I'd like to propose changing the order of the SimplifyCFG and SROA passes run. There are optimizations in SimplifyCFG that are enabled by SROA. Presently, SimplifyCFG is run before and after SROA, but some less advantageous SimplifyCFG transformations can run in the first pass and deny better SimplifyCFG transformations a chance. Changing the order of these two passes will resolve performance bug 27555 (https://llvm.org/bugs/show_bug.cgi?id=27555). I don't know how the ordering of these two passes was decided initially, so I am hoping whether this order was deliberate.
Specifically, there are two functions in SimplifyCFG and deal with long sequences of comparisons: FoldValueComparisonIntoPredecessors and FoldingBranchToCommonDest. These two transformations have overlapping opportunities, but when both are applicable, FoldValueComparisonIntoPredecessors is typically better. Presently, even though FoldValueComparisonIntoPredecessors runs before FoldingBranchToCommonDest, FoldingBranchToCommonDest wins, because FoldValueComparisonIntoPredecessors needs to run after values are promoted to registers, whereas FoldingBranchToCommonDest can run before.

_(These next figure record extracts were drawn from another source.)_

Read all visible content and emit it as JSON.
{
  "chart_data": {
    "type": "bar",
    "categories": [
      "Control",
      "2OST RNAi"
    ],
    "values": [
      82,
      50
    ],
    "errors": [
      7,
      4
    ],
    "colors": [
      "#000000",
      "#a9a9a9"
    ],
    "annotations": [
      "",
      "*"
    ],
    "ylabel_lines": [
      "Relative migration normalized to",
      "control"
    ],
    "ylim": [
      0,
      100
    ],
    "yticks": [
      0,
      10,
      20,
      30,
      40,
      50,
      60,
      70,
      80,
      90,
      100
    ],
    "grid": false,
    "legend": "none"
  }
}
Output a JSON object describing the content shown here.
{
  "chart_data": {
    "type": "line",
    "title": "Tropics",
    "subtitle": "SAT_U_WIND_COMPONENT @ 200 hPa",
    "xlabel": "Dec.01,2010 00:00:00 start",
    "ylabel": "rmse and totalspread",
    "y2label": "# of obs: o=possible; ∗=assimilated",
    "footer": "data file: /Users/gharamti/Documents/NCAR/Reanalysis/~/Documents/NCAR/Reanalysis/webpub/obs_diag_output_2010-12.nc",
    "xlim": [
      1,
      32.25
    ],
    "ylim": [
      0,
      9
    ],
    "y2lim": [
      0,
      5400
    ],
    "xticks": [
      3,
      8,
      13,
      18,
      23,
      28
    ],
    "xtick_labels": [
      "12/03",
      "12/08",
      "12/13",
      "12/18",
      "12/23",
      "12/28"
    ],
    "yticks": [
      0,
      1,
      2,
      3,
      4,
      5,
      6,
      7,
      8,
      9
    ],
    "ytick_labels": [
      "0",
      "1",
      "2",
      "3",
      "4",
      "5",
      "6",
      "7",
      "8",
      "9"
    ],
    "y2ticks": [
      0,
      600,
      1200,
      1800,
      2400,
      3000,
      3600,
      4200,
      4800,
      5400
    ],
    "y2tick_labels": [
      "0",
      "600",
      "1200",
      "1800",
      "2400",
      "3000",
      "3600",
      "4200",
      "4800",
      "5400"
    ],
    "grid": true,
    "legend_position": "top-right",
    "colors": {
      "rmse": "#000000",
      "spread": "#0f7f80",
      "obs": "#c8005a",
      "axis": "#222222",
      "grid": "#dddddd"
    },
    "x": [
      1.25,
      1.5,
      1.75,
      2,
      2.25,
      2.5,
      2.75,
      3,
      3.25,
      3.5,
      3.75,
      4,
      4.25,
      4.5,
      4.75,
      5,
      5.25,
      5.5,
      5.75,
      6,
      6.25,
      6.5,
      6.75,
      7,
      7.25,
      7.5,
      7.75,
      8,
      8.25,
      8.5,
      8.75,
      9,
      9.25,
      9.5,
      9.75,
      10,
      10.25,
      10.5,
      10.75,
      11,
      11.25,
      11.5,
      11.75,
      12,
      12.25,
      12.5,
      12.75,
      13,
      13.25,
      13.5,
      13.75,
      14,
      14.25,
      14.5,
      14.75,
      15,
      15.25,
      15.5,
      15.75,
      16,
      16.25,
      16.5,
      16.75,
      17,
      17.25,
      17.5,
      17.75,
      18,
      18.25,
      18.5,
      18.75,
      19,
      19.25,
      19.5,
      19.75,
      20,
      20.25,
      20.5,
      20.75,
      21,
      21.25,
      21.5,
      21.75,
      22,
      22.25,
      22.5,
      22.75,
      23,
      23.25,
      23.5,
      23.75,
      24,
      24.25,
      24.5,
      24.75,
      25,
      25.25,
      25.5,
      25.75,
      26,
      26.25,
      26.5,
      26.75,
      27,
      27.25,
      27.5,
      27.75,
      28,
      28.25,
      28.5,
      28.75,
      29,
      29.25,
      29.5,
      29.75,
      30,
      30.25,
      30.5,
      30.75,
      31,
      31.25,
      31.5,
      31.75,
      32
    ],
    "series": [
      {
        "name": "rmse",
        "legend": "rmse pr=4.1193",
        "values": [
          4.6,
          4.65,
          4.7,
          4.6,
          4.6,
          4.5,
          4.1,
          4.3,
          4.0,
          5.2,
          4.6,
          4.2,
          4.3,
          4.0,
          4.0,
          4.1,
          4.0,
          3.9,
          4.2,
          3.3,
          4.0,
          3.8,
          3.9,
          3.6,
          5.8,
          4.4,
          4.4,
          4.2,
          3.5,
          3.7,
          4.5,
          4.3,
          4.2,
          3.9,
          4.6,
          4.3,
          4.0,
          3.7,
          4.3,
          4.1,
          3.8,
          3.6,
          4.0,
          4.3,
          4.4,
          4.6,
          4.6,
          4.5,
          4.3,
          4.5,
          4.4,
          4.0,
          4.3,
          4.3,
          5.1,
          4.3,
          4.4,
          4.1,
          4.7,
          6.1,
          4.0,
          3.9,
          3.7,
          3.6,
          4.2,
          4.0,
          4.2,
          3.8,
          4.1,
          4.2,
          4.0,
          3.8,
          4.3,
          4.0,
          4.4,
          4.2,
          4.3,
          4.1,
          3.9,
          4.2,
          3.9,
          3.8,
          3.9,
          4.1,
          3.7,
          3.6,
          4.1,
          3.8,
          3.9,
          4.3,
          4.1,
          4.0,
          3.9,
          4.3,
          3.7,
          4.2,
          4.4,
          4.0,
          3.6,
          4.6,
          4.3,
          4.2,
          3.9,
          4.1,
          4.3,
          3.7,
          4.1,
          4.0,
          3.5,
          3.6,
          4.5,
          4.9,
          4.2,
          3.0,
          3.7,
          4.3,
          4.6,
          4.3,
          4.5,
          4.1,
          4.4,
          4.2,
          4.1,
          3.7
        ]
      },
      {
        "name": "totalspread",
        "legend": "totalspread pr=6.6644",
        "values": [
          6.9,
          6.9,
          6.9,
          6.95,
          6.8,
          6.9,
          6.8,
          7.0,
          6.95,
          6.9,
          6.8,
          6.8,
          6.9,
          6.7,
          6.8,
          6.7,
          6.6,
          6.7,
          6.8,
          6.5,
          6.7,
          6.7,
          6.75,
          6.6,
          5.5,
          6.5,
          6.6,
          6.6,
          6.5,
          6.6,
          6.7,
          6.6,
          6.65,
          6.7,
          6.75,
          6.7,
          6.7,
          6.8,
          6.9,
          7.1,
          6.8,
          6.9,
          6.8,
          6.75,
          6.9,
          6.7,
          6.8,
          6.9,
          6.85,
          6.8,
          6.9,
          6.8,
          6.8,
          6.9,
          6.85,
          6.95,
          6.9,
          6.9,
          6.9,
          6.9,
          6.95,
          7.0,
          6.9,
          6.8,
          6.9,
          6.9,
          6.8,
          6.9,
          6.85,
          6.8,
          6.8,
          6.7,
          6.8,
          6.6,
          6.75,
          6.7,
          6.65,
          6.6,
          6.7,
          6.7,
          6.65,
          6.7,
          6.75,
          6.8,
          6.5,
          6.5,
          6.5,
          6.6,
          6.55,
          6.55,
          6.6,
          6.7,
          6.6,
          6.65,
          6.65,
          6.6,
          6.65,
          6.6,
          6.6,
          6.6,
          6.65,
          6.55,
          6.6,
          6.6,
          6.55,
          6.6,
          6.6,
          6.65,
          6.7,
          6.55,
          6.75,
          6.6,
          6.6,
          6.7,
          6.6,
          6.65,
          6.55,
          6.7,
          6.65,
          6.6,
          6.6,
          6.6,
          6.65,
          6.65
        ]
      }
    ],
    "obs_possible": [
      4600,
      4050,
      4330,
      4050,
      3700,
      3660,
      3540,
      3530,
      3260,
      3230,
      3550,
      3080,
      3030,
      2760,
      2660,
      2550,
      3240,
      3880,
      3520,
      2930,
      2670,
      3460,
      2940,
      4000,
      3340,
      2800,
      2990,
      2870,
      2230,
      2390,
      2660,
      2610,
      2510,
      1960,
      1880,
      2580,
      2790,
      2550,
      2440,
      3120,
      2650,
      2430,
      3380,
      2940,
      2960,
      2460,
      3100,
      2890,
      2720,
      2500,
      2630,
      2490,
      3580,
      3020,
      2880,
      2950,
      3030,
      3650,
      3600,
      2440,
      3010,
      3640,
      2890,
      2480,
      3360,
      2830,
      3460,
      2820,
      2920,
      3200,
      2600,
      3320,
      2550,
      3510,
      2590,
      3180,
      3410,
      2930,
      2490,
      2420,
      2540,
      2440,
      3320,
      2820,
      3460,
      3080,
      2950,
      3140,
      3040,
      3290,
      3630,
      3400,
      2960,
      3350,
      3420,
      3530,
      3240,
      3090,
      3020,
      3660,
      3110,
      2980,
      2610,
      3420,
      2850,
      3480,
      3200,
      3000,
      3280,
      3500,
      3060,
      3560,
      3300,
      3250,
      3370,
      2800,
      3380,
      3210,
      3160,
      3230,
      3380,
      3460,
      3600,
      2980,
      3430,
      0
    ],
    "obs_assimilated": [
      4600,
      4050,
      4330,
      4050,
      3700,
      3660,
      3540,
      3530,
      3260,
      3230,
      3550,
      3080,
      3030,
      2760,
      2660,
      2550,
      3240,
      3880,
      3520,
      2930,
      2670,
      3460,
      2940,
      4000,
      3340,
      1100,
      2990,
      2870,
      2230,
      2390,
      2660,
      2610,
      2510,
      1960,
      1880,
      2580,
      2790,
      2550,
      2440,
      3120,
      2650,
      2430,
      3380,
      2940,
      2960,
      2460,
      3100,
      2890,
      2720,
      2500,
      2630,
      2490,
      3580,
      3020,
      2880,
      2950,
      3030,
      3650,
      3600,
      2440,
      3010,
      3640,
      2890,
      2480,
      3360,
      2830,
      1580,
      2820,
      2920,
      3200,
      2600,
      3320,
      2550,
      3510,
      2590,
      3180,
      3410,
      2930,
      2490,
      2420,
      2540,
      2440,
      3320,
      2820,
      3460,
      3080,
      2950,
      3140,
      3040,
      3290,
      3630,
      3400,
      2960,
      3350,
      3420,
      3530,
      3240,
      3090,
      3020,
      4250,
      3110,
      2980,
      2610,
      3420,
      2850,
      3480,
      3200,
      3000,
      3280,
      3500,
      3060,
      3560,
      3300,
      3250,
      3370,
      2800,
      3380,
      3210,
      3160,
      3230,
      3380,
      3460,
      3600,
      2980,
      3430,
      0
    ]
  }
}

FoldingBranchToCommonDest transforms code that looks like:
if (A) goto LabelX
if (B) goto LabelX
if (C) goto LabelX
if(A || B || C || ...) goto LabelX
where A, B, C, etc are non-side-effecting expressions.
FoldValueComparisonIntoPredecessors transforms code that looks like:
if (x == A) goto LabelX
if (x == B) goto LabelY
if (x == C) goto LabelZ
case A: goto LabelX case B: goto LabelY case C: goto LabelZ ...
where A, B, C, etc are constant values.
In situations where both transformations apply, FoldValueComparisonIntoPredecessors tends to be better, since LLVM can lower the Select more efficiently than the complex boolean expression generated by FoldingBranchToCommonDest.